Des photos d’une beauté à couper le souffle de nuages irisés, nacrés, colorant le ciel du cercle polaire arctique d’une douceur enchanteresse, comme une aurore boréale aux multiples reflets, ont été prises à divers endroits, dont en Islande, en Norvège et en Finlande. Ces nuages stratosphériques sont le résultat d’une combinaison de facteurs précis et rares. Ce spectacle coloré cache malheureusement un côté bien plus sombre, détruisant notre couche d’ozone.
Les aurores boréales pour l’hémisphère Nord et australes pour l’hémisphère Sud font partie des phénomènes lumineux atmosphériques les plus spectaculaires du ciel nocturne. Elles ont fasciné, effrayé et inspiré les humains pendant des siècles. Plus récemment, des photographes ont déployé des efforts remarquables pour tenter de capturer la beauté de ces événements.
De nos jours, elles deviennent presque « banales », par la multiplication des canaux de diffusion des images professionnelles et d’amateurs, même vues de l’ISS. Ressemblant étrangement à ces dernières, des nuages irisés ont sublimé à plusieurs endroits le ciel du cercle polaire arctique ces derniers jours. Des photographes amateurs ont pu capturer ce phénomène dans d’époustouflants clichés. Mais l’origine de ces nuages est bien différente de celle des aurores boréales, avec des conséquences néfastes pour notre planète.
Arborez un message climatique percutant 🌍
Une explication similaire à celle de l’arc-en-ciel
Pour les aurores boréales « classiques », ce que nous admirons dans le ciel sont des atomes et des molécules de notre atmosphère qui entrent en collision avec des particules solaires. Les motifs ondulés et les « rideaux » de lumière caractéristiques des aurores sont causés par les lignes de force du champ magnétique terrestre.
Pour les nuages multicolores, il s’agit de conditions météorologiques précises rendant ce spectacle possible. En 2016, de tels nuages étaient apparus bien plus bas en latitude, au-dessus de l’Écosse. Le présentateur météo de la BBC Scotland, Christopher Blanchett, avait alors expliqué : « Ces nuages accrocheurs aux couleurs de l’arc-en-ciel se forment dans la stratosphère terrestre à environ 21336 m, bien au-dessus de l’endroit où se trouvent normalement d’autres nuages et dans un air beaucoup plus froid, autour de -78 °C [voire -81 °C] ».

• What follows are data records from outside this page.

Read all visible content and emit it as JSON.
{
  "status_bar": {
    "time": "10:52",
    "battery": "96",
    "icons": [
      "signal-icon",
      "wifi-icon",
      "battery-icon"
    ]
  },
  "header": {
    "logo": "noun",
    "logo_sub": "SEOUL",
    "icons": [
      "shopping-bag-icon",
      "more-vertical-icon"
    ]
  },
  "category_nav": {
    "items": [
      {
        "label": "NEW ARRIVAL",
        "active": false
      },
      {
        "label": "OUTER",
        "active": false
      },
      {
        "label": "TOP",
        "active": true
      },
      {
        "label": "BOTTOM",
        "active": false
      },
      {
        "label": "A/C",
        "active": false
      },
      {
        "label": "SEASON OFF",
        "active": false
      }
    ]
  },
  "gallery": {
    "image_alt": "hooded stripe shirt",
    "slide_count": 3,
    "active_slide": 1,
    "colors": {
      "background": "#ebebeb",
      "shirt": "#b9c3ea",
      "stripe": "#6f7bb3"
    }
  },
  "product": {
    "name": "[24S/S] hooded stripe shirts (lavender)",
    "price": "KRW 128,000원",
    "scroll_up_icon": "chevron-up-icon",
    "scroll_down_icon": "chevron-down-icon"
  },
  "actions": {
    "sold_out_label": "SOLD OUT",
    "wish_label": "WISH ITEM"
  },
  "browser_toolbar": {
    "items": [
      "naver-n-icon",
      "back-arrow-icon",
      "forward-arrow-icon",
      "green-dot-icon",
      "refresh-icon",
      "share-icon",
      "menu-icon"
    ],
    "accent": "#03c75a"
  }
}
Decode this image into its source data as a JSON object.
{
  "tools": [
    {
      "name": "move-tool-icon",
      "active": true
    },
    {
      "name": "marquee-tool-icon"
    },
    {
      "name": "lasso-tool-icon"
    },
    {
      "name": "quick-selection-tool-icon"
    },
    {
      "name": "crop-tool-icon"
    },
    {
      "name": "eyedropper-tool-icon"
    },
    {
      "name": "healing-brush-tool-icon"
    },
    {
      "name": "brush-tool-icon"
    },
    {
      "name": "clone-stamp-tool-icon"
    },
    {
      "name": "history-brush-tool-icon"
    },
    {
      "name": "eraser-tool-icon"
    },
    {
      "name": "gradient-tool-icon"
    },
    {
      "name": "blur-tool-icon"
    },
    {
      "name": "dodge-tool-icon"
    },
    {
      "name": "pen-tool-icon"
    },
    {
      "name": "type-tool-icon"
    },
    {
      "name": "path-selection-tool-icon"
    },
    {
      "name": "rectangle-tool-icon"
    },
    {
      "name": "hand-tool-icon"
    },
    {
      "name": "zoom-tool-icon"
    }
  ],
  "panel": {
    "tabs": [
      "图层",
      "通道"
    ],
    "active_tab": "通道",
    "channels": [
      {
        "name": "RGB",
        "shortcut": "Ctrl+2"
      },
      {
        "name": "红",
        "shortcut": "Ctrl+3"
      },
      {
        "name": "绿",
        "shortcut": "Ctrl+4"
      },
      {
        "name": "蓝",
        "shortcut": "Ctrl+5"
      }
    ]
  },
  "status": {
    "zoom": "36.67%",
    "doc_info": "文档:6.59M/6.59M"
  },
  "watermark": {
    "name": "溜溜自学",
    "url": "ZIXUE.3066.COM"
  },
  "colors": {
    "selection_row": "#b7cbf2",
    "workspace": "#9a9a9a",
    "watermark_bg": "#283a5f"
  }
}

En effet, ces nuages sont connus sous le nom de nuages stratosphériques polaires (PSC). Normalement, les nuages ne se forment pas dans la stratosphère en raison de son extrême sécheresse. Cependant aux hautes latitudes, pendant l’hiver, la température stratosphérique devient parfois suffisamment basse pour favoriser la formation de nuages.
L’apparence colorée de ces nuages est due au fait qu’ils contiennent de petites particules de glace de taille comparable, d’environ 10 µm de diamètre, chacune d’entre elles diffractant la lumière du soleil d’une manière similaire. Les nuages restent souvent entièrement illuminés pendant environ 20 minutes après le coucher du soleil en raison de leur haute altitude (15 à 25 km), ce qui donne un aspect spectaculaire au ciel crépusculaire.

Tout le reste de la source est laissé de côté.